LP: Clairement, j’ai un vagin, un ordinateur et une culotte sur scène, c’est politique. La libération personnelle est politisée, selon la personne que l’on est, elle l’est plus ou moins. Mais le désir d’être qui on veut être est politique dans une société qui a limité autant. Si tu es une femme, une personne trans, c’est déjà politique. Ça c’est un fait aujourd’hui. En ce qui me concerne, les personnes qui me suivent depuis longtemps m’ont toujours vu.e hyper dénudé.e, hyper sexualisé.e et parfois pas du tout. On a tendance à associer la notion de sexy/érotisme à la vulgarité, à tort.

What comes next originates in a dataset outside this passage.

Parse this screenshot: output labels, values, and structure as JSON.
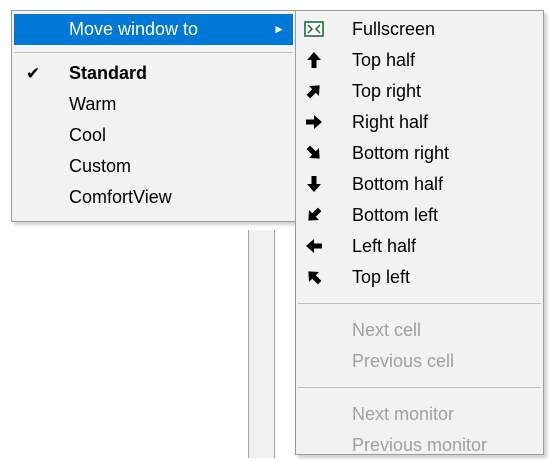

Ça dépend vraiment, il y a ces deux extrêmes à l’intérieur de moi. Je suis hyper féminine comme je peux être hyper masculine, ça varie selon le temps, mes humeurs etc. La Philantrope, c’est un acte militant de me montrer à moitié nu.e, si ce n’est nu.e devant une caméra et d’à la fois me montrer sous un côté féminin et beaucoup plus masculin en parallèle. Aujourd’hui encore on considère que si un.e artiste qui a une vulve est sexualisé.e, cette personne se doit d’être hyper féminine; comme si elle n’avait pas le droit d’être masculine. Sauf que l’ambivalence d’expression de genre existe et elle se doit d’exister dans la musique aussi. La seule personne pour l’instant qu’on a vu faire ça c’est Billie Eilish qui est passée du côté hyper masculin parce qu’elle était jeune etc à une sexualisation hyper rapide mais sinon en général, une fois que tu t’exposes d’une façon très féminine et sexualisée, il n’y a pas de retour en arrière. On ne peut pas être les deux en même temps, il n’y a pas ce mélange d’êtres et de personnalités. C’est quelque chose qu’il m’est important de revendiquer à travers mon projet. J’ai le droit en tant que personne d’être séduisante et sexy jusqu’à la moelle mais si j’ai envie d’être hyper masculine c’est aussi mon droit. C’est hyper important de revendiquer ça, même au sein de notre communauté, on n’est pas soit l’un soit l’autre, on est et puis c’est tout.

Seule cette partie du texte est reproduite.